Friday, February 10, 2006

Handy Cooking Tips

My four-year-old and I watch cooking shows nearly every day. If we had cable, we'd watch the Food Network, but as it is we stick to PBS and whatever the local stations offer.

Today on America's Test Kitchens we learned the following:
  1. The best way to bake a pizza is on a pizza stone, preferably a large rectangular one that is completely flat (no lip like a tray), preheated with the oven. If you're going to buy a pizza stone, make sure you measure the interior of your oven first, as it can be a great deal smaller than the exterior. You don't want to get a stone that six whole inches too wide.
  2. The best pizza cutter is the ten dollar one with the four-inch cutting wheel.

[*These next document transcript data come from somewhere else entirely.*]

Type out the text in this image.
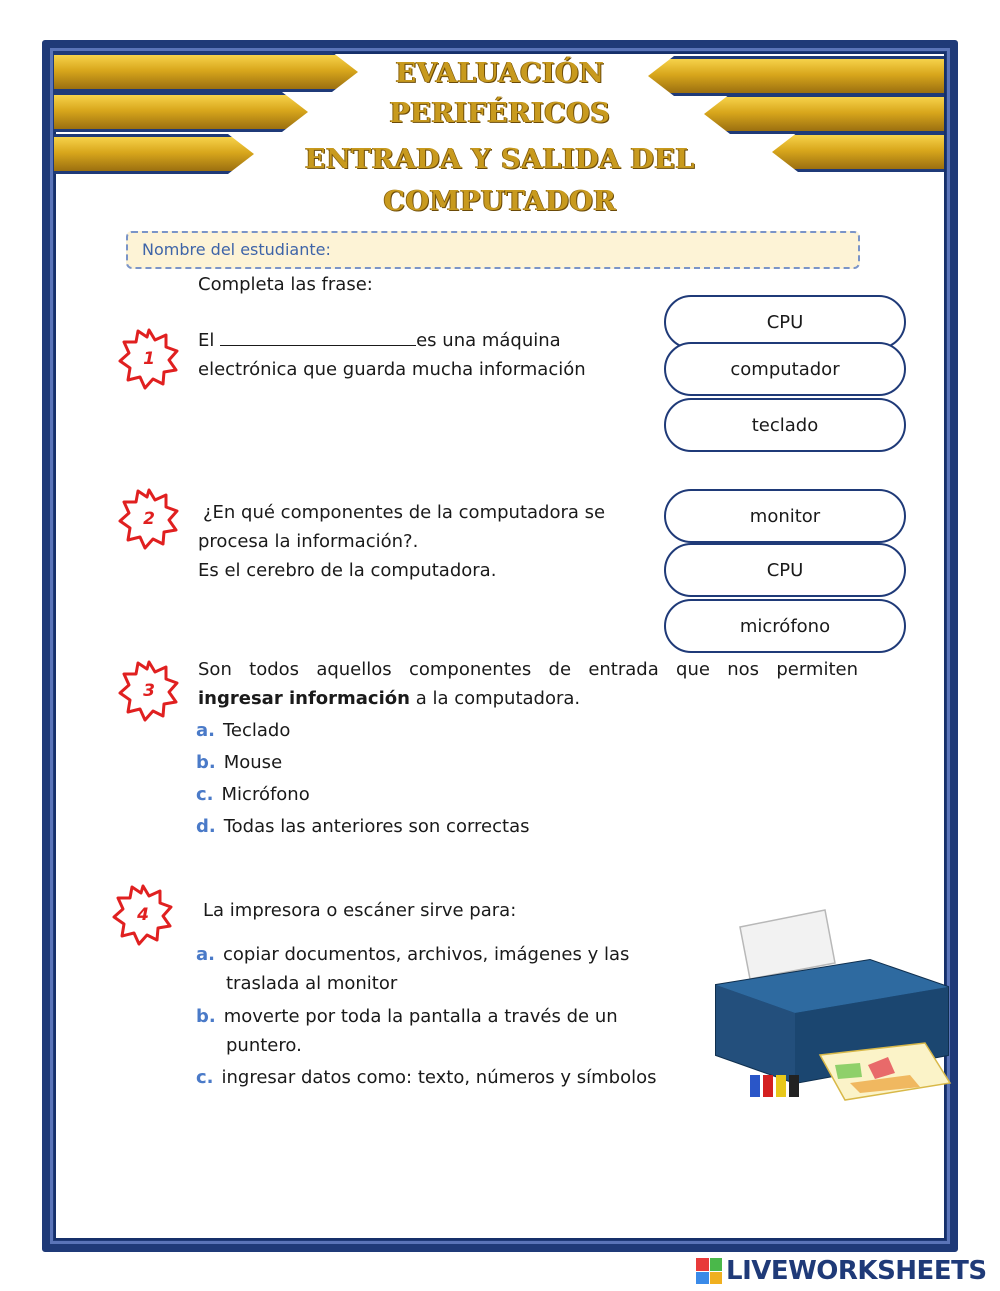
EVALUACIÓN
PERIFÉRICOS
ENTRADA Y SALIDA DEL
COMPUTADOR
Nombre del estudiante:
Completa las frase:
1
El	es una máquina
electrónica que guarda mucha información
CPU
computador
teclado
2	¿En qué componentes de la computadora se
procesa la información?.
Es el cerebro de la computadora.
monitor
CPU
micrófono
3
Son todos aquellos componentes de entrada que nos permiten
ingresar información a la computadora.
a. Teclado
b. Mouse
c. Micrófono
d. Todas las anteriores son correctas
4	La impresora o escáner sirve para:
a. copiar documentos, archivos, imágenes y las
traslada al monitor
b. moverte por toda la pantalla a través de un
puntero.
c. ingresar datos como: texto, números y símbolos
LIVEWORKSHEETS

The small-wheeled ones are only good for thin crust, the pie-slicer ones are messy, and the long rectangular cutter (used in pizza restaurants) is good but too big and bulky, a pain in the butt to store.
  3. Bread flour is best for pizza crust.
  4. Olive oil is, indeed, man's other best friend.
  5. Chefs like weird stuff on their pizzas. (Seriously, carmelized onions, olives, and anchovies? Where's the cheese? Where's the tomato sauce?!)
  6. California black olives are dyed black! Ewwww!